During Child Contact Centre Awareness Week (23 – 29 April 2013), the only unsupervised Family Contact Centre in Aberdeen, run by the north-east’s largest charity VSA, is urging people to support a vital, free service that almost everyone in the city can relate to.
Cathy Maxwell, family support co-ordinator at VSA’s Family Contact Centre, said:-
“Our small but effective project makes life easier for ordinary, separated families in the north-east, giving children a relaxed, neutral, happy place to spend valuable time with the mum or dad who no longer lives with them. But it costs £21,000 each year to fund.
“We want to secure this cost on a regular basis to keep potential parental costs to a minimum. Without such a special place ties that are broken are sometimes never repaired and children grow up without knowing both parents.”

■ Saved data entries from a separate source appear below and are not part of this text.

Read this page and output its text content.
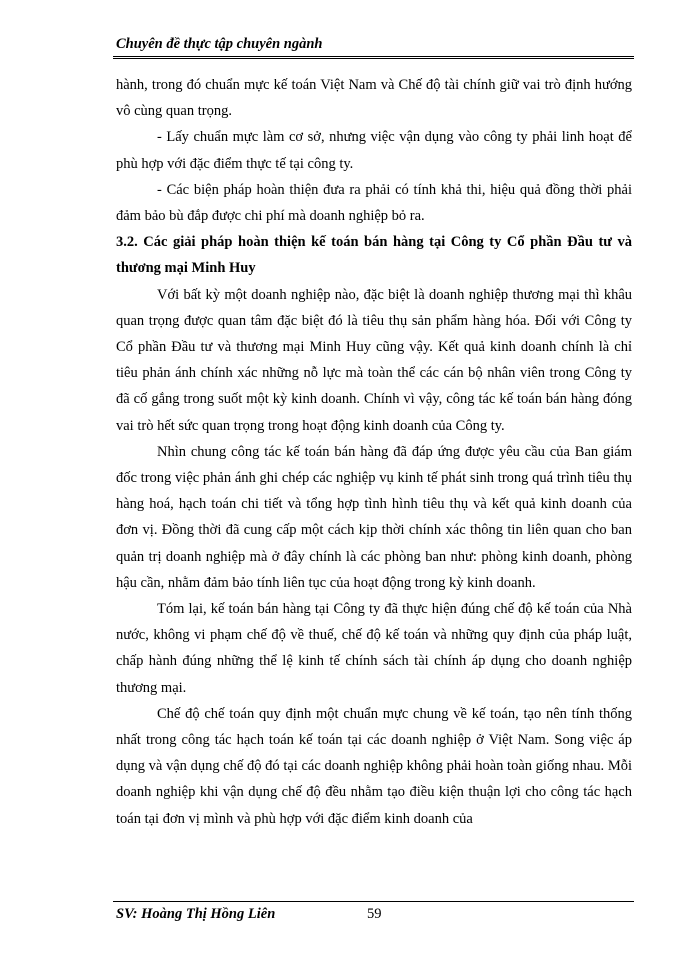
Chuyên đề thực tập chuyên ngành

hành, trong đó chuẩn mực kế toán Việt Nam và Chế độ tài chính giữ vai trò định hướng vô cùng quan trọng.

- Lấy chuẩn mực làm cơ sở, nhưng việc vận dụng vào công ty phải linh hoạt để phù hợp với đặc điểm thực tế tại công ty.

- Các biện pháp hoàn thiện đưa ra phải có tính khả thi, hiệu quả đồng thời phải đảm bảo bù đắp được chi phí mà doanh nghiệp bỏ ra.

3.2. Các giải pháp hoàn thiện kế toán bán hàng tại Công ty Cổ phần Đầu tư và thương mại Minh Huy

Với bất kỳ một doanh nghiệp nào, đặc biệt là doanh nghiệp thương mại thì khâu quan trọng được quan tâm đặc biệt đó là tiêu thụ sản phẩm hàng hóa. Đối với Công ty Cổ phần Đầu tư và thương mại Minh Huy cũng vậy. Kết quả kinh doanh chính là chỉ tiêu phản ánh chính xác những nỗ lực mà toàn thể các cán bộ nhân viên trong Công ty đã cố gắng trong suốt một kỳ kinh doanh. Chính vì vậy, công tác kế toán bán hàng đóng vai trò hết sức quan trọng trong hoạt động kinh doanh của Công ty.

Nhìn chung công tác kế toán bán hàng đã đáp ứng được yêu cầu của Ban giám đốc trong việc phản ánh ghi chép các nghiệp vụ kinh tế phát sinh trong quá trình tiêu thụ hàng hoá, hạch toán chi tiết và tổng hợp tình hình tiêu thụ và kết quả kinh doanh của đơn vị. Đồng thời đã cung cấp một cách kịp thời chính xác thông tin liên quan cho ban quản trị doanh nghiệp mà ở đây chính là các phòng ban như: phòng kinh doanh, phòng hậu cần, nhằm đảm bảo tính liên tục của hoạt động trong kỳ kinh doanh.

Tóm lại, kế toán bán hàng tại Công ty đã thực hiện đúng chế độ kế toán của Nhà nước, không vi phạm chế độ về thuế, chế độ kế toán và những quy định của pháp luật, chấp hành đúng những thể lệ kinh tế chính sách tài chính áp dụng cho doanh nghiệp thương mại.

Chế độ chế toán quy định một chuẩn mực chung về kế toán, tạo nên tính thống nhất trong công tác hạch toán kế toán tại các doanh nghiệp ở Việt Nam. Song việc áp dụng và vận dụng chế độ đó tại các doanh nghiệp không phải hoàn toàn giống nhau. Mỗi doanh nghiệp khi vận dụng chế độ đều nhằm tạo điều kiện thuận lợi cho công tác hạch toán tại đơn vị mình và phù hợp với đặc điểm kinh doanh của

SV: Hoàng Thị Hồng Liên	59
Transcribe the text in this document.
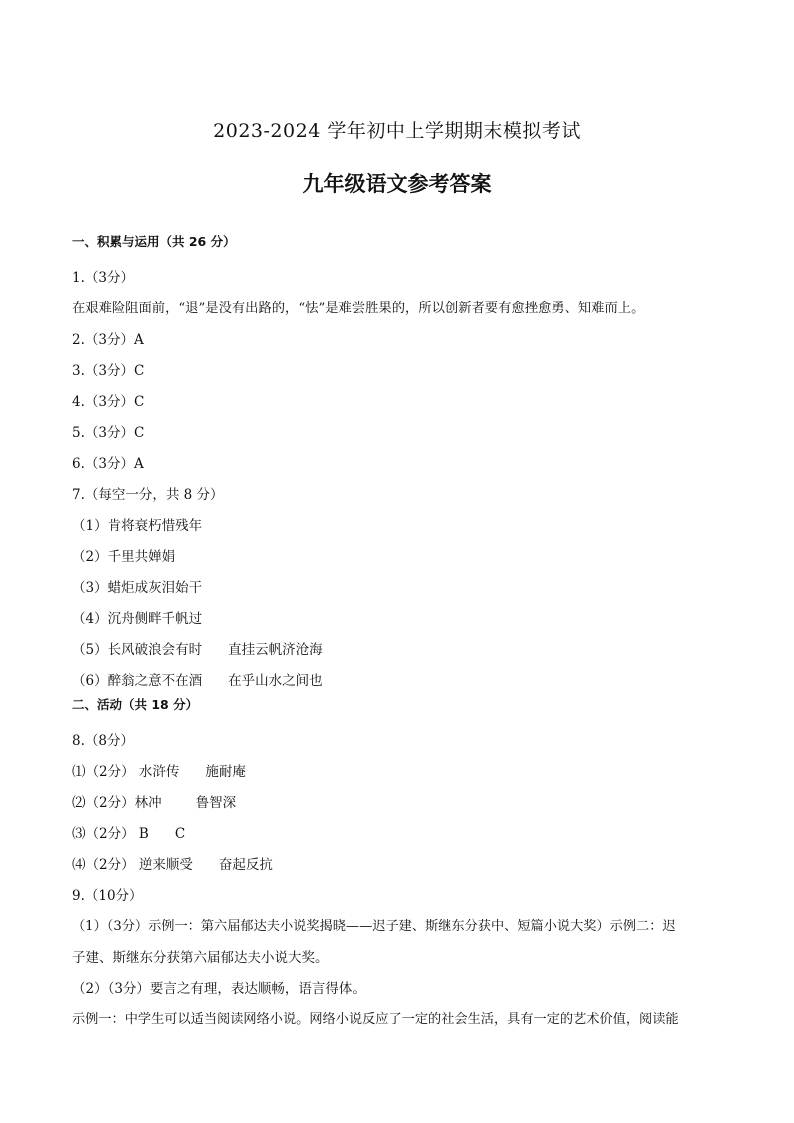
2023-2024 学年初中上学期期末模拟考试
九年级语文参考答案
一、积累与运用（共 26 分）
1.（3分）
在艰难险阻面前，“退”是没有出路的，“怯”是难尝胜果的，所以创新者要有愈挫愈勇、知难而上。
2.（3分）A
3.（3分）C
4.（3分）C
5.（3分）C
6.（3分）A
7.（每空一分，共 8 分）
（1）肯将衰朽惜残年
（2）千里共婵娟
（3）蜡炬成灰泪始干
（4）沉舟侧畔千帆过
（5）长风破浪会有时 直挂云帆济沧海
（6）醉翁之意不在酒 在乎山水之间也
二、活动（共 18 分）
8.（8分）
⑴（2分） 水浒传 施耐庵
⑵（2分）林冲	鲁智深
⑶（2分） B C
⑷（2分） 逆来顺受 奋起反抗
9.（10分）
（1）（3分）示例一：第六届郁达夫小说奖揭晓——迟子建、斯继东分获中、短篇小说大奖）示例二：迟
子建、斯继东分获第六届郁达夫小说大奖。
（2）（3分）要言之有理，表达顺畅，语言得体。
示例一：中学生可以适当阅读网络小说。网络小说反应了一定的社会生活，具有一定的艺术价值，阅读能
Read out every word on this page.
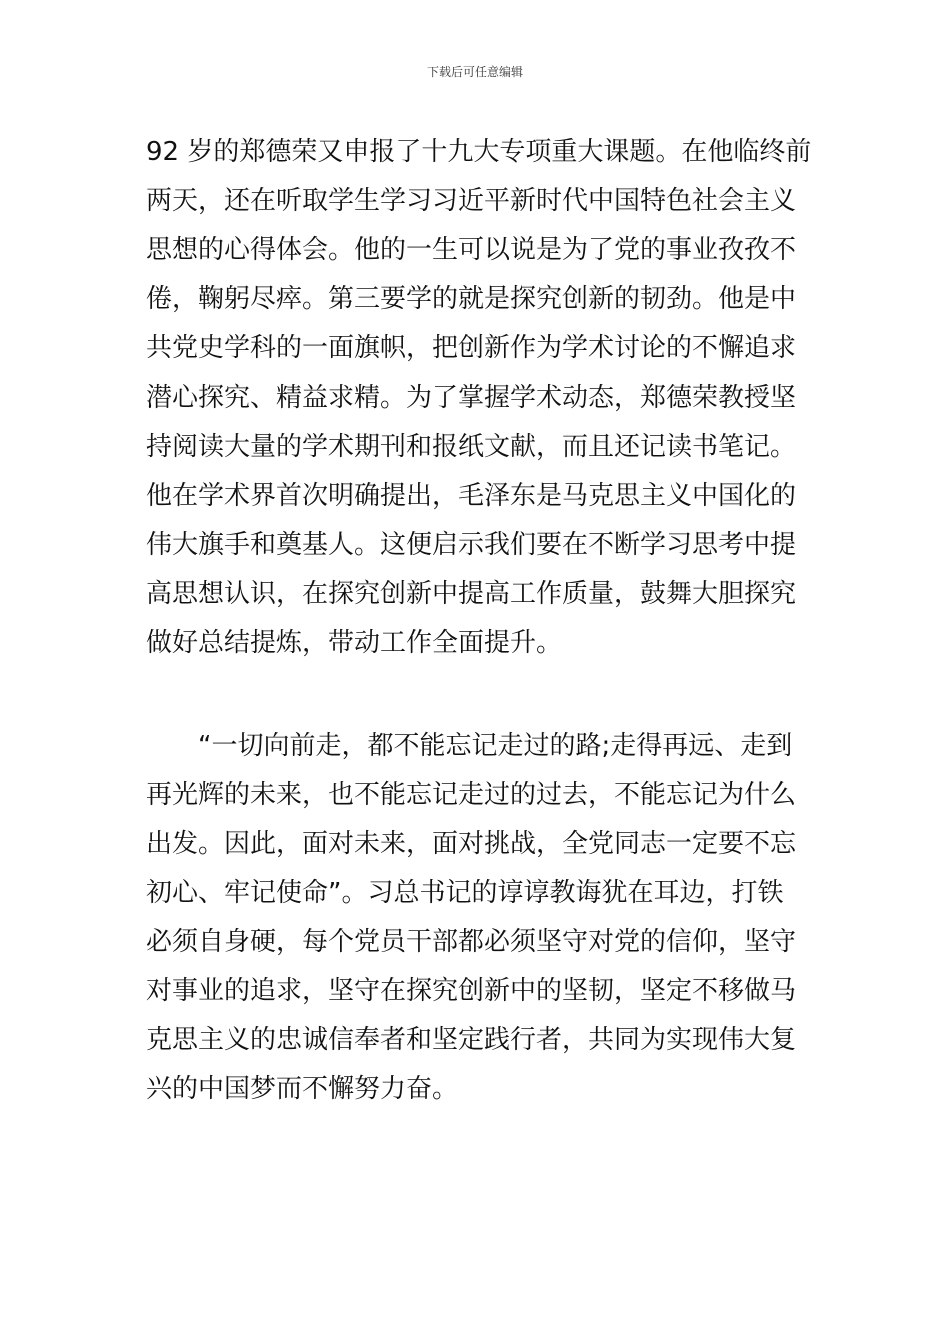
下载后可任意编辑
92 岁的郑德荣又申报了十九大专项重大课题。在他临终前
两天，还在听取学生学习习近平新时代中国特色社会主义
思想的心得体会。他的一生可以说是为了党的事业孜孜不
倦，鞠躬尽瘁。第三要学的就是探究创新的韧劲。他是中
共党史学科的一面旗帜，把创新作为学术讨论的不懈追求
潜心探究、精益求精。为了掌握学术动态，郑德荣教授坚
持阅读大量的学术期刊和报纸文献，而且还记读书笔记。
他在学术界首次明确提出，毛泽东是马克思主义中国化的
伟大旗手和奠基人。这便启示我们要在不断学习思考中提
高思想认识，在探究创新中提高工作质量，鼓舞大胆探究
做好总结提炼，带动工作全面提升。
“一切向前走，都不能忘记走过的路;走得再远、走到
再光辉的未来，也不能忘记走过的过去，不能忘记为什么
出发。因此，面对未来，面对挑战，全党同志一定要不忘
初心、牢记使命”。习总书记的谆谆教诲犹在耳边，打铁
必须自身硬，每个党员干部都必须坚守对党的信仰，坚守
对事业的追求，坚守在探究创新中的坚韧，坚定不移做马
克思主义的忠诚信奉者和坚定践行者，共同为实现伟大复
兴的中国梦而不懈努力奋。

Catherine [surname omitted for confidentiality reasons] and her family used the service for two years:-
“My partner and I just couldn’t see each other after we separated. It was difficult to even communicate. I definitely wouldn’t have been able to just drop the children off at his place. VSA’s Contact Centre was a godsend. If it wasn’t for our time there, we’d probably be going through court right now.
“There’s no shame in using the service. It’s for ordinary people who happen to be going through a difficult time. We did it all with the childrens’ interests in mind. They got used to going. In fact, the first time we tested out an alternative meeting place, they wanted to go back.
“It was nice for them. They played with toys or in the park if it was sunny. It was their chance to get used to being with their dad again.
“It really puts you at ease. There are even separate doors for each parent. My ex-partner would go one way and I would go the other. We never had to see each other. It was relaxing. There was no pressure. And thanks to the Contact Centre we came to a mutual arrangement. The children see their dad every second weekend now.”
“Around one third of children in Scotland aren’t living with their biological fathers. But it’s probably not a hugely surprising statistic. If people were to cast their mind through friends-of-friends, close friends and even their family, it’s fairly easy to relate to. VSA’s Family Contact Centre steps in when contact is hard to achieve for practical or personal reasons.”